One reason: The applications are trailing the infrastructure. McCarter noted that by March 31, 2007, $400 million had been spent on building the EHR network and connecting the health-care community, but only $100 million had been spent on the applications. “As well, the medical community can use few of these applications as yet because most have yet to be completed,” McCarter reported. “Work on the applications should have proceded more in tandem with work on the network, but the timing of application development was out of sync with the spending on IT infrastructure.”
McCarter also questioned the upfront planning process for eHealth Ontario and its predecessor, Smart Systems for Health Agency.
“Such planning should have included identifying all of the resources — staff hours, consultant hours, and other costs such as equipment and software — needed to complete the projects and a strategy for procuring them in the most economic and efficient manner,” McCarter wrote. “Instead, resource needs were all too often identified and filled on an ad hoc basis … Further, those needs were usually met via costly short-term consulting engagements that often were continuously renewed.”

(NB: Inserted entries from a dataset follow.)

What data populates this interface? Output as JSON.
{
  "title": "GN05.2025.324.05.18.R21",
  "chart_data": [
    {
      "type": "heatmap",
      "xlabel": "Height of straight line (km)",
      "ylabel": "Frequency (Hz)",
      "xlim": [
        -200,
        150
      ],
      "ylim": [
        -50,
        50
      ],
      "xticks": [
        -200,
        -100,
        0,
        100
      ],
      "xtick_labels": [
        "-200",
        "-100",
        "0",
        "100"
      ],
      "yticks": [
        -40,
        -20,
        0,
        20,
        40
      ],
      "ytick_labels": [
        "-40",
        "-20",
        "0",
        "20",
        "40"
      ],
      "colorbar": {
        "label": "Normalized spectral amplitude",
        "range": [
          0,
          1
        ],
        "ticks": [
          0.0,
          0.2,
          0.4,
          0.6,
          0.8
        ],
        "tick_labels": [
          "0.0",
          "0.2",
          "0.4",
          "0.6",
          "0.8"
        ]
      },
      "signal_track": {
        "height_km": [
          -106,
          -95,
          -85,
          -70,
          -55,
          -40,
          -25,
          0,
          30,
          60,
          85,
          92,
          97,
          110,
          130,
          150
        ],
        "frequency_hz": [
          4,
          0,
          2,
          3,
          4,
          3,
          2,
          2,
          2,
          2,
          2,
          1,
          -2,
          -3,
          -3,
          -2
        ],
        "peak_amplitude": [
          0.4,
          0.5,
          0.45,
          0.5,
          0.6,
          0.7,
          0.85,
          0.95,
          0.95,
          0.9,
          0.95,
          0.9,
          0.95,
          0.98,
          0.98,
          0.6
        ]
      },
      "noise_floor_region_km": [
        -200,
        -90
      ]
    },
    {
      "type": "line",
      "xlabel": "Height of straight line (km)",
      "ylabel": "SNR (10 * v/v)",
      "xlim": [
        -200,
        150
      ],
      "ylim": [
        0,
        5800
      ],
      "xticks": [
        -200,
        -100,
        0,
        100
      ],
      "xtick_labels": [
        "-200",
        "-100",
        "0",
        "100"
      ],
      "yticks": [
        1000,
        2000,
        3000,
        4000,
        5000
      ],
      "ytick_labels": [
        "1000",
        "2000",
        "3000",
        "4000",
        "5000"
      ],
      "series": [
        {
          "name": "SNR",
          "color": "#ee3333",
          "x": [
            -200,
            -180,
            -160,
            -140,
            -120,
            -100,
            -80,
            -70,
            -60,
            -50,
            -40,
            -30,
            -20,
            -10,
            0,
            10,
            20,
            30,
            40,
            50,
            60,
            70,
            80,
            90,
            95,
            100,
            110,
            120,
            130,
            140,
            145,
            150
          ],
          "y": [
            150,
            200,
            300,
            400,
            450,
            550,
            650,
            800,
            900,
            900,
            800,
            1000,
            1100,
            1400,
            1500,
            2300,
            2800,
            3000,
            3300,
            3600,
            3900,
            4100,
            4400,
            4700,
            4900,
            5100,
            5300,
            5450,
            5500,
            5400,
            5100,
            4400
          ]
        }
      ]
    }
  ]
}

It was those costly consulting contracts fueled a public outcry this spring and summer, eventually costing CEO Sarah Kramer her post
. Ontario Health Minister David Caplan resigned Tuesday on the eve of the auditor general’s report. Premier Dalton McGuinty replaced Caplan with MPP Deb Matthews.
The revolving door C-suite door — Kramer’s appointment in October 2008 was the fourth leadership overhaul in the initiative’s history — also contributed to project delays, according to the report.
“Each of these overhauls brought with it its own period of transition where progress on the initiative’s objectives was slowed or, at times, halted,” the report says.
“With each such change there is a price to be paid ini terms of lost time, little perceived benefit for the costs incurred during the transition period, weakened employee morale, and loss of stakeholder confidence in the organization.”
With applications delayed awaiting direction from successive new regimes, the network itself is largely idle. The auditor general estimated that of 4,178 circuits, only 116 had peak usage of more than 70 per cent of bandwidth. The agency pays $90,400 a month to operate those circuits. It also pays $2.5 million a month to maintain 1,386 circuits with no or virtually no traffic, according to the report.
eHealth’s two data centres, with an estimated 1,300 servers and 3,500 clients, was prone to service interruptions. in the firts half of 2008, there were five major service disruptions, which a consultant’s review blamed on lack of standards and operational processes, a lack of meaningful metrics to monitor performance and an aging (built in 2002) network core.